Em um momento histórico no qual ligar a TV ou abrir as redes sociais tornou-se sinônimo de acompanhar tragédias naturais ou sociais, a sociedade enfrenta o complexo desafio de hierarquizar os problemas que abalam suas estruturas. Surge, então, o questionamento: “Será este um problema sobre o qual devemos nos preocupar ou apenas mais um entre tantos iguais?”.
No dia 31 de janeiro, uma adolescente de 17 anos foi violentada por quatro homens e um menor em Copacabana. O caso gerou uma ampla repercussão, causando uma grande revolta na população, intensificada quando um dos criminosos se apresentou à delegacia usando uma camiseta com a frase “Regret Nothing” ("Não se arrependa de nada"), lema comum em grupos “Red Pill” que disseminam ideologias machistas no ambiente virtual.
Esses grupos, influenciados por figuras como Andrew Tate, exercem uma força enorme no ambiente digital, promovendo a dominação masculina e o desprezo às mulheres.
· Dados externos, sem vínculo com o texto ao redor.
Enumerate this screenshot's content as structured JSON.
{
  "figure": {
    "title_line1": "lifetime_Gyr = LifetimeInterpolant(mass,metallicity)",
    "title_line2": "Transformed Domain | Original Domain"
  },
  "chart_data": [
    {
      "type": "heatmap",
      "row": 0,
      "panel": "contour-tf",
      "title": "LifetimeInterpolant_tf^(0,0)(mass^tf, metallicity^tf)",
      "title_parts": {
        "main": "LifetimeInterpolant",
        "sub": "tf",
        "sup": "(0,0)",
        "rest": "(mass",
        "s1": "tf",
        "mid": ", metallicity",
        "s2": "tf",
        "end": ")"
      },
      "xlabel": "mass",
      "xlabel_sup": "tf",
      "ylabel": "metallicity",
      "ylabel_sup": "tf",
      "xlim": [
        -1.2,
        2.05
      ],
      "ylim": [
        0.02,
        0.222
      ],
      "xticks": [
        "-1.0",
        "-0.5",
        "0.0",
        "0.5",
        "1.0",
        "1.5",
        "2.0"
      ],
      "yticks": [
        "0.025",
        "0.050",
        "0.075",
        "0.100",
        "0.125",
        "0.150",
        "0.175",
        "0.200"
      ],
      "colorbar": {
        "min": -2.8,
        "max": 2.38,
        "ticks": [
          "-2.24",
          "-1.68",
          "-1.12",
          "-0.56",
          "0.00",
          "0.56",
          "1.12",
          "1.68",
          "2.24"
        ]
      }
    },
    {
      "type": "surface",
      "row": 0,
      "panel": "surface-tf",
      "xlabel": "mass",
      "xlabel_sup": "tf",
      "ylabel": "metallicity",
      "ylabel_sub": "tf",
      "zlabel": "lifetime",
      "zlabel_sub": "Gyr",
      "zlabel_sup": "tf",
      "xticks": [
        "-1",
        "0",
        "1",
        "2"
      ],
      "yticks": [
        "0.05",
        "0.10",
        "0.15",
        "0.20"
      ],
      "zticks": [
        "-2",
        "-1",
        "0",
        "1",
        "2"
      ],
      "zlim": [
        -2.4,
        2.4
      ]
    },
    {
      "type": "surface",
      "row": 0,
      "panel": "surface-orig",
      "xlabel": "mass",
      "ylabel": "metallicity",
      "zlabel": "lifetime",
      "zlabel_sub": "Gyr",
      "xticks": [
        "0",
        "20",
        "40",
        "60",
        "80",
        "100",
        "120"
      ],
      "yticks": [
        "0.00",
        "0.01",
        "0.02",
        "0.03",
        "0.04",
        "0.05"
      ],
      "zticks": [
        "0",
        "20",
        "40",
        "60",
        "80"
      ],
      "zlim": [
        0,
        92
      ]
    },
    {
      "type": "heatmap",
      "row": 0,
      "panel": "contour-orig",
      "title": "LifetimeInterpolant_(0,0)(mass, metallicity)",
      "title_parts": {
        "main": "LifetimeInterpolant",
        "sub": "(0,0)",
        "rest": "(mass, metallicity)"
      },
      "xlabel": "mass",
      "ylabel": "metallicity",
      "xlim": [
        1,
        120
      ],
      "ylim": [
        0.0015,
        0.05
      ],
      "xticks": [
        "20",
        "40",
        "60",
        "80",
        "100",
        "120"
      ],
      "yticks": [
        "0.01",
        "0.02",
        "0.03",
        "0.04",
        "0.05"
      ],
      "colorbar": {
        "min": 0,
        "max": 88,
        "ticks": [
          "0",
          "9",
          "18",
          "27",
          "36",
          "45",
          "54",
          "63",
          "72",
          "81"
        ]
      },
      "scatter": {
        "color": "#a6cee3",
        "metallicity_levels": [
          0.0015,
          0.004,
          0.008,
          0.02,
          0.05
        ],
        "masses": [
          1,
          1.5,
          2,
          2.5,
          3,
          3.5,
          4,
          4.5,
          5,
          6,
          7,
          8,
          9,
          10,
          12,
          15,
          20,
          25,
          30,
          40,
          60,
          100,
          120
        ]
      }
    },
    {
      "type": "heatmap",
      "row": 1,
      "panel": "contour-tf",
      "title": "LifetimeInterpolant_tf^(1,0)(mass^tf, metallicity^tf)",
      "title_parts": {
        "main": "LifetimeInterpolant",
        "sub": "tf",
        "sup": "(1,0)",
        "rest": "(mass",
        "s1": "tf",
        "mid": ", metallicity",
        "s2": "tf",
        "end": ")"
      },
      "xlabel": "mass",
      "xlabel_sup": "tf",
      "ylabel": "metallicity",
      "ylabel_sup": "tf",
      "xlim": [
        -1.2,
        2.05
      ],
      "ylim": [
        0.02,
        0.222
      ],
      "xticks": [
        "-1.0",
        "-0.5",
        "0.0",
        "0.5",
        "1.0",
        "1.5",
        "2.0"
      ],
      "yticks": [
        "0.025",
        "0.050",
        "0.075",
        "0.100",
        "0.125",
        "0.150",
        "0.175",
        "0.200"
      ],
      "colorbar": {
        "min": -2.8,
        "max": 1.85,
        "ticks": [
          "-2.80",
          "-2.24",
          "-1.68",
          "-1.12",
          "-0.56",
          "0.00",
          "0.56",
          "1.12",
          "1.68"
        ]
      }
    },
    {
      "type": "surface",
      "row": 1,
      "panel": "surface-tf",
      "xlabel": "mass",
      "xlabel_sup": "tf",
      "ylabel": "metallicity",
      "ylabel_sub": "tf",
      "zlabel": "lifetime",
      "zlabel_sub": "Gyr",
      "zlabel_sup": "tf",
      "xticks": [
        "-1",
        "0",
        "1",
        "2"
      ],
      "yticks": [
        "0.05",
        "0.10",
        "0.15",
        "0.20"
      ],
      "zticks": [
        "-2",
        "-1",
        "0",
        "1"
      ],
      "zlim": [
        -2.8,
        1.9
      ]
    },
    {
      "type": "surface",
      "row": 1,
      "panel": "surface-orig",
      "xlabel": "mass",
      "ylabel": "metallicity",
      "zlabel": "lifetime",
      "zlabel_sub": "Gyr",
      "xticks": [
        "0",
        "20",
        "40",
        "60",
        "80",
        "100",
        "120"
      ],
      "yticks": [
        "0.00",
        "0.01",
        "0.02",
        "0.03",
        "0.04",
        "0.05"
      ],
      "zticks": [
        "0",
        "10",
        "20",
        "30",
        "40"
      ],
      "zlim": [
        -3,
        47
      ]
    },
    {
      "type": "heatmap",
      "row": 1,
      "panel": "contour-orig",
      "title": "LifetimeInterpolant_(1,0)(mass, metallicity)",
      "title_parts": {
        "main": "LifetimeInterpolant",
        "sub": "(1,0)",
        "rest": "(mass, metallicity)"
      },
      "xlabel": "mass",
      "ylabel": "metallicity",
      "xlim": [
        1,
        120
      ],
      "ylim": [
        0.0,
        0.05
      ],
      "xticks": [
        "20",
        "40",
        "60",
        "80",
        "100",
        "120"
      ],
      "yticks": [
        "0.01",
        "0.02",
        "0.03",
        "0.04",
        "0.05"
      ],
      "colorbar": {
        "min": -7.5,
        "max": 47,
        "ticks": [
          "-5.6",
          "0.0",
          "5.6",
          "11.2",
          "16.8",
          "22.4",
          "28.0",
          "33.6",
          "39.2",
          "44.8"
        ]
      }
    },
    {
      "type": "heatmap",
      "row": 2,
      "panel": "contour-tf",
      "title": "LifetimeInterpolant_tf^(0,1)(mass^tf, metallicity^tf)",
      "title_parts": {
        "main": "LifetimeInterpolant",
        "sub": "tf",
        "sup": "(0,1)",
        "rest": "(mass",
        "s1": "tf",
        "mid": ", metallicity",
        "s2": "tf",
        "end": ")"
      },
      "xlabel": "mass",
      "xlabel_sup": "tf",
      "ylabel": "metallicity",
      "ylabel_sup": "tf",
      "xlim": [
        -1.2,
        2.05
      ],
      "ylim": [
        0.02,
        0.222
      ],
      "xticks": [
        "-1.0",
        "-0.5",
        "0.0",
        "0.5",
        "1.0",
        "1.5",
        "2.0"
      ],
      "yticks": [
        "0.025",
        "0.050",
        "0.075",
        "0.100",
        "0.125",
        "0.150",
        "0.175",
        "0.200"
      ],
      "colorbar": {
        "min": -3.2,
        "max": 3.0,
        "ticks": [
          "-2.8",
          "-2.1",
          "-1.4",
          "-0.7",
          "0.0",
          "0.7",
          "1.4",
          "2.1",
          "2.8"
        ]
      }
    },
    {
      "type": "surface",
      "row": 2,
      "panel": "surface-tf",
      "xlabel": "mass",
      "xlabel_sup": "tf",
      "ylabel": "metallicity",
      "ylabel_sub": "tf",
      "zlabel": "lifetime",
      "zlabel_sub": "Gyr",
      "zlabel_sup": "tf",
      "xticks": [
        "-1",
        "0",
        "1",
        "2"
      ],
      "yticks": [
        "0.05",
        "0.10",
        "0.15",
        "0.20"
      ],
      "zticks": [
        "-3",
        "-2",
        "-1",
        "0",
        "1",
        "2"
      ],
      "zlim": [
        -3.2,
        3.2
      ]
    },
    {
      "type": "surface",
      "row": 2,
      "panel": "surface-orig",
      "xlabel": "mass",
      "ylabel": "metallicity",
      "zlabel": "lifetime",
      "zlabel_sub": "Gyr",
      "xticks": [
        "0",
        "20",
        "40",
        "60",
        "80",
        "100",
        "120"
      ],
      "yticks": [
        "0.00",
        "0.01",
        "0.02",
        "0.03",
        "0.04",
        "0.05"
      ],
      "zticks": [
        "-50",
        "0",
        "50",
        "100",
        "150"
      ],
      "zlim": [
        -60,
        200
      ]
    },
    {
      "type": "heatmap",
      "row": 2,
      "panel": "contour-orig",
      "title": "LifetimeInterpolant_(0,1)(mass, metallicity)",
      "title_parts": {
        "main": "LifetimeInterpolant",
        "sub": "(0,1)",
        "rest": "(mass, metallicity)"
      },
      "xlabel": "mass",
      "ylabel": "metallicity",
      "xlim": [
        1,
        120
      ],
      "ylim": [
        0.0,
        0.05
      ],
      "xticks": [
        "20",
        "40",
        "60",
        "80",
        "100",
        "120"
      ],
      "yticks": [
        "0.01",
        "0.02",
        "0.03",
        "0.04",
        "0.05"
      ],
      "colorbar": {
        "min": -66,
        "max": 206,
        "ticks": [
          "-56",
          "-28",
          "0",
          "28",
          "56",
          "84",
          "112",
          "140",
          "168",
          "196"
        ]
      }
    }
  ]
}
Com vídeos de ódio acessíveis de forma rápida e fácil, jovens são constantemente expostos a discursos que transformam frustrações pessoais em uma violência organizada contra a mulher.
Sob a lente da imaginação sociológica de C. Wright Mills, esse caso e tantos outros de violência direcionada à mulher, deixam de ser apenas uma "perturbação pessoal" da vítima para se tornar uma "questão pública" grave. Mills defende que nossas vidas estão ligadas à história e às estruturas sociais. Em grande parte desses casos, a agressão e o comportamento dos envolvidos não nascem do nada, são moldados por uma estrutura social que valida a misoginia e permite, muitas vezes pela sociedade identificar o problema como sendo da esfera individual, que essas agressões aconteçam da forma e da frequência em que estão acontecendo.
A imaginação sociológica permite perceber que esse drama individual é, na verdade, um sintoma de uma crise profunda nos valores da sociedade moderna. Compreender a ligação entre o conteúdo que circula nas telas e a violência real é o primeiro passo para enfrentar as causas estruturais desse problema e diminuir sua ocorrência.
Portanto, o que é racional para o Direito nesse cenário não é apenas a punição isolada, mas a compreensão científica das causas desse comportamento. Afastando-se das "antecipações da mente" mencionadas por Francis Bacon, a justiça deve analisar o crime como um fenômeno moldado por fatores sociais e digitais. A racionalidade jurídica reside em transformar a indignação social em uma análise clara e distinta da realidade, reconhecendo que o combate à misoginia estrutural é o único fim prático capaz de garantir o bem comum e a segurança das liberdades individuais.